Tasavvufun gayesi imanı pekiştirmektir. İhlasın pekişmesidir. Gaye harikulade şeyler görmek değildir. Alemin gördüğü bize de yeter. Sıhhatli düşüncenin yegane yolu nefsaniyetten arınıp akıl ve kalple düşünmektir. Tasavvuf; İslam’ı zevkle yaşamanın adıdır. Mükellefiyetleri yerine getirmek, işte o zaman insana ağır gelmez. Zevkle, sevinçle, sürurla karşılanır. Yapmamız icap eden mesuliyet ve mükellefiyetler kurtulunması gereken bir yük gibi değil, gönülleri kanatlandıran ve her türlü karartıcı nefsaniyet alakalarından sıyrılıp gerçek hürriyete eriştiren bir mazhariyet halini alır. “İfrat da tefrit gibi adaletten uzaktır. Hallerin orta derecede olması her işte güzeldir. İstikamet en büyük mazhariyettir.” İlim olmazsa istikamet olmaz. Saffet korunamaz. Akmayan suyun bulanması gibi sapmalar, kokuşmalar, kirlenmeler meydana gelir.

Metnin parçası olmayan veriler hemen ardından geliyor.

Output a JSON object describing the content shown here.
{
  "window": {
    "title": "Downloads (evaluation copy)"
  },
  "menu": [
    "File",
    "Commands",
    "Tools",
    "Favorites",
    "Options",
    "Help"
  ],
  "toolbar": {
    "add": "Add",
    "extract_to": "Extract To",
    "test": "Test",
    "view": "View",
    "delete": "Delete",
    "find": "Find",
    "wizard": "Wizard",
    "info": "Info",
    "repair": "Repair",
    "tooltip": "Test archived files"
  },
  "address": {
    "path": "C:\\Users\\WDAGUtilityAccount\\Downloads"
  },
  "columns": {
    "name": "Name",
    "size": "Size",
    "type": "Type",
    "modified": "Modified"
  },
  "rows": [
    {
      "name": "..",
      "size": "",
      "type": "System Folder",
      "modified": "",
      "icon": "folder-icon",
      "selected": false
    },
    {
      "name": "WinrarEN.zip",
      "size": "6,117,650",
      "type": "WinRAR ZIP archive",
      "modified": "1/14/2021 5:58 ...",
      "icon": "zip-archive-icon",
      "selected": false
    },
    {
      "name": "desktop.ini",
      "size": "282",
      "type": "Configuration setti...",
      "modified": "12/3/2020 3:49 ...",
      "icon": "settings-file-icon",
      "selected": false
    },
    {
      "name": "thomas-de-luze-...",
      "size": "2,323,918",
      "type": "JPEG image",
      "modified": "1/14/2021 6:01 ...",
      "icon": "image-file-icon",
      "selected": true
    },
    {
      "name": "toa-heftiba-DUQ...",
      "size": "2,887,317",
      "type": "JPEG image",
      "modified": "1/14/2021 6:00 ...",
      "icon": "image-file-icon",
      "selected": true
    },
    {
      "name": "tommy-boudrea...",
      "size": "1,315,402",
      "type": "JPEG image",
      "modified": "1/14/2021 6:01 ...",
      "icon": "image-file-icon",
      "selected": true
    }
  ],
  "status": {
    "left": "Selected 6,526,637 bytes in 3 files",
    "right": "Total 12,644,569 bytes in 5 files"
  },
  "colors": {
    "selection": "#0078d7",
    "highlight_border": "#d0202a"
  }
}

Hiçbir tasavvuf ekolü ve kolu, İslam’la özdeş kılınamaz. Keza, hiçbir fıkhi ekol ve yorum da İslam’la özdeşleştirilemez. İslam’ın asliyeti, Kur’an-ı Kerim’dir, onun teyit ettiği sahih hadis-i şeriflerdir. Hataya ihtimali olmayan hiçbir tasavvufi ve içtihadi yorum mevcut değildir.
Yaşar Değirmenci.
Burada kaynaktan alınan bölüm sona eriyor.